19th Century Fine Art Legacy

We believe you can tell a great painting when you see it. There are certain qualities that are universal in both the 19th century and contemporary paintings available at Bedford Fine Art Gallery. We strive to get the best-of-the-best in all acquisitions. One of the qualities of these great works of art is the values used by these great artists.

E.G. Lutz in his 1930 book titled "Practical Landscape Painting in Oils" has a great summary of values in a quality painting. He states: "A picture should have a pleasing structure which involves the adoption of some pictorial plan. Then the attributes of style and distinction lead us to reflection upon the character and individuality of the artist. The values, particulars concerned with light and shade and the general color scheme, have a large share in holding the picture together. Values, in spite of its plural form, implies a single attribute in pictorial analysis and study. The meaning of the word "values" when speaking critically of pictures is a special quality of a good, properly distributed effect of light and shade.

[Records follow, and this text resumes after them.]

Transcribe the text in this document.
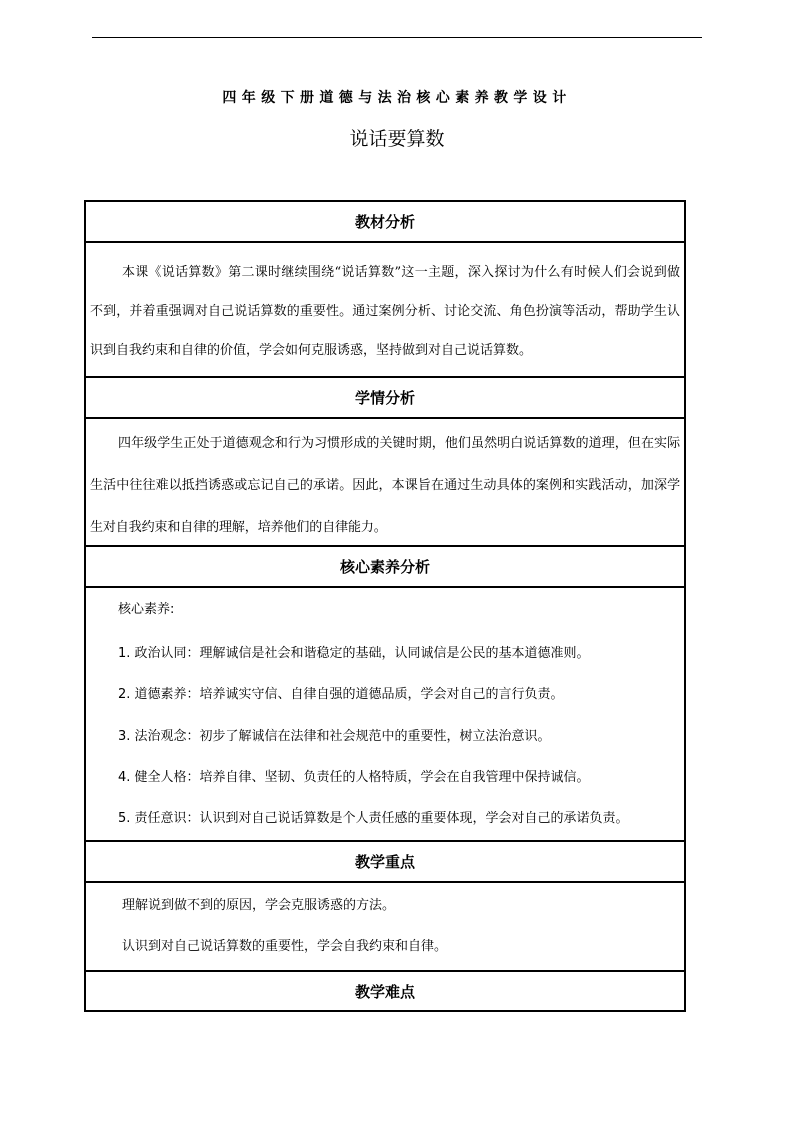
四年级下册道德与法治核心素养教学设计
说话要算数
教材分析
本课《说话算数》第二课时继续围绕“说话算数”这一主题，深入探讨为什么有时候人们会说到做不到，并着重强调对自己说话算数的重要性。通过案例分析、讨论交流、角色扮演等活动，帮助学生认识到自我约束和自律的价值，学会如何克服诱惑，坚持做到对自己说话算数。
学情分析
四年级学生正处于道德观念和行为习惯形成的关键时期，他们虽然明白说话算数的道理，但在实际生活中往往难以抵挡诱惑或忘记自己的承诺。因此，本课旨在通过生动具体的案例和实践活动，加深学生对自我约束和自律的理解，培养他们的自律能力。
核心素养分析
核心素养:
1. 政治认同：理解诚信是社会和谐稳定的基础，认同诚信是公民的基本道德准则。
2. 道德素养：培养诚实守信、自律自强的道德品质，学会对自己的言行负责。
3. 法治观念：初步了解诚信在法律和社会规范中的重要性，树立法治意识。
4. 健全人格：培养自律、坚韧、负责任的人格特质，学会在自我管理中保持诚信。
5. 责任意识：认识到对自己说话算数是个人责任感的重要体现，学会对自己的承诺负责。
教学重点
理解说到做不到的原因，学会克服诱惑的方法。
认识到对自己说话算数的重要性，学会自我约束和自律。
教学难点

That is, the components with their lighted portions, their parts in shades, and the shadows have the same value in showing that they are caused by the same illumination. One component should not look as if illuminated by a sun shining through mist and the other by a flood of intense sunlight. Such a picture, in other words, lacks unity. Unity and values are synonymous and of equal significance in the analysis, or appreciation of pictures. The general atmospheric effect – the condition of the ambient air – must be of the same value so that the aerial perspective – of which more directly – is rendered truthfully. The term values is applicable also to other particulars. For instance, the style of the drawing and the degree of skill expressed by it should have the same value throughout; and the details should show equal value in their characteristics. The entire matter is one of unity that the details of a picture should have equal value."

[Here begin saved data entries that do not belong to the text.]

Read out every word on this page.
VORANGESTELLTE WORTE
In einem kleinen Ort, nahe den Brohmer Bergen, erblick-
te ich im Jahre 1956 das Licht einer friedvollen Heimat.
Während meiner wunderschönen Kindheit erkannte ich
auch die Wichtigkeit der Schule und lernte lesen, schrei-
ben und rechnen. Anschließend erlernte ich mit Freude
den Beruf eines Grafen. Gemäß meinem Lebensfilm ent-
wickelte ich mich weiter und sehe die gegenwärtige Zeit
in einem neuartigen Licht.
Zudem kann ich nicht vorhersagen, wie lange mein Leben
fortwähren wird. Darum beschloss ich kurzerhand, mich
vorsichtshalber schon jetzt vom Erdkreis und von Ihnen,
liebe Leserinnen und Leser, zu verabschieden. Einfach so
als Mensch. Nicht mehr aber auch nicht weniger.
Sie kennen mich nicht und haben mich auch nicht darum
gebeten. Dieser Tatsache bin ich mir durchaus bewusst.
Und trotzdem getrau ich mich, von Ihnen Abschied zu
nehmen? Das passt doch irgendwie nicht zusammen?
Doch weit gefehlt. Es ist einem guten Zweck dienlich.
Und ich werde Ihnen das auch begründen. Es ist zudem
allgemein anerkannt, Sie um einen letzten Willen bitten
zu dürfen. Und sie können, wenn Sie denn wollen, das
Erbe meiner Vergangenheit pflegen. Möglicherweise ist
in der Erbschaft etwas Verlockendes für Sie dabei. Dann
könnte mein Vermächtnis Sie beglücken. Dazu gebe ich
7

Lutz adds: "Though we have been chiefly concerned with values in their relation to luminosity, their importance in color is not to be overlooked. Colors must be imitated, rendered, interpreted, or represented in harmony. These four words used here to describe the placing of pigments on canvas for reproducing the effect of color In nature, have different meanings in pictorial work. Whatever method connotated by any one of these four terms is applied, it must be consistent throughout and of equal value as to strength. Specifically, if the atmosphere is clear with bright colors all must have the same degree of brightness; if there is a little mist the colors must show that they are modified by this mist; and if it is a dull day the colors must show an even dullness. Whatever the light, or atmospheric conditions, the colors are represented as under these conditions and no others."

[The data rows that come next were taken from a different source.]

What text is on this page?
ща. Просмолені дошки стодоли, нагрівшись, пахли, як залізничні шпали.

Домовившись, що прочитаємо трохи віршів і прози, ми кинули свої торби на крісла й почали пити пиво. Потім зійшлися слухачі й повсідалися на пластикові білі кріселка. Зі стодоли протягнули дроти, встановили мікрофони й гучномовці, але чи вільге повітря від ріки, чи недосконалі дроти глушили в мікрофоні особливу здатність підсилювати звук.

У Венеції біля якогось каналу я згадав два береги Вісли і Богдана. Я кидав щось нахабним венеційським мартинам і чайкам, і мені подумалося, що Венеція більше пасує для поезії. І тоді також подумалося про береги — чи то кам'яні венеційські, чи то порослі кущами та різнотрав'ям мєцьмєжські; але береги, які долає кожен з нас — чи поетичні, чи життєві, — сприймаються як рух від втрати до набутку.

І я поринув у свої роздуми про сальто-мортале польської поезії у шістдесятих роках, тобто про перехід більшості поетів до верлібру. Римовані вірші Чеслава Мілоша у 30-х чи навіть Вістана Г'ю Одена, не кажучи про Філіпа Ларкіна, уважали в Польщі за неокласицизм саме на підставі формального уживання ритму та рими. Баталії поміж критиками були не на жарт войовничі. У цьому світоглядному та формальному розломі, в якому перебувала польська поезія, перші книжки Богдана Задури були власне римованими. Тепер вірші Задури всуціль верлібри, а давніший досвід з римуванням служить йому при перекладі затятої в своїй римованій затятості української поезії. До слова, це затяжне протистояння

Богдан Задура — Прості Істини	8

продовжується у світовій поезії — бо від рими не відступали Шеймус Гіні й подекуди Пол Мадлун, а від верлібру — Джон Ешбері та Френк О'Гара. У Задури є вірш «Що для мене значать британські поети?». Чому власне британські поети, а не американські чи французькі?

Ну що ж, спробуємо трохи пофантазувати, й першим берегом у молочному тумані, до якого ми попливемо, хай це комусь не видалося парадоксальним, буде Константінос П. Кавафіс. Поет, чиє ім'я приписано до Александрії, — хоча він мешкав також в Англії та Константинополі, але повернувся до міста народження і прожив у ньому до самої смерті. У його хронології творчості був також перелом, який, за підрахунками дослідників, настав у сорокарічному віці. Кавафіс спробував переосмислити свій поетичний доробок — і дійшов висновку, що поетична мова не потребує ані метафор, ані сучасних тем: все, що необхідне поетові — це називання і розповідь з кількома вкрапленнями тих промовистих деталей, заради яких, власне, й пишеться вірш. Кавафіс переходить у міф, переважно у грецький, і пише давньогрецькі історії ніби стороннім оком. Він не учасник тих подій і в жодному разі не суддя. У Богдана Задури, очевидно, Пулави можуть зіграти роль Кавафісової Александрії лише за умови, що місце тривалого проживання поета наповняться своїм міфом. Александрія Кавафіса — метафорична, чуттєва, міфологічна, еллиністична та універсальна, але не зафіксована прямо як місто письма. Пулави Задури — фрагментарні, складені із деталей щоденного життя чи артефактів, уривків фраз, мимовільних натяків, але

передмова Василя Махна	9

Lutz concludes: "It is a principle that all factors entering into the making of a picture – its inception, the preliminary work, carry it on to a successful conclusion, and the subjective factors are of equal significance. But if we be permitted to presume here, for the sake of making a point clear, that one is more important than any of the others, we should name values, understood in its special meaning as concerned with luminosity. Testing any pictorial work as to values involves tonality, a particular, by the way, of nearly the same significance as values, and unity. But here we mean it designate some special kind of color tone flooding an entire picture. It may be a brown tone, of pearly greens, silvery grays, or a cold slaty gray, or of an ochreous tinge (as though more yellow ochre were used than white pigment). As commonly understood a tonalist is one who works in tones of the kind we have first mentioned – those characterized by an unvarying evenness of grayed colors. The pictures of a tonalist do not have, for one thing, sharp contrasts in light and shade; neither are they garish in color, being of a uniform degree of gray tending toward luminosity rather than toward the sombre. Typical tonal work has a restricted scale, or range, of light and shade, that is, it has neither many bright lights and precisely marked shadows, nor ordinary lighted parts and a large part of the area in heavy, nearly black, shadows. A pictorial work in murky, blackish colors, or in deep rich tones is in a "low key," and one in which the colors are clear and luminous is in a "high key." Pictures in this latter manner – a high key – are frequently painted in patterns of simple bright colors with practically no gradations in the tones. The average tonal picture is of a medium key though examples could be so clear in color as to be in a high key while others are sombre as to be in a low key."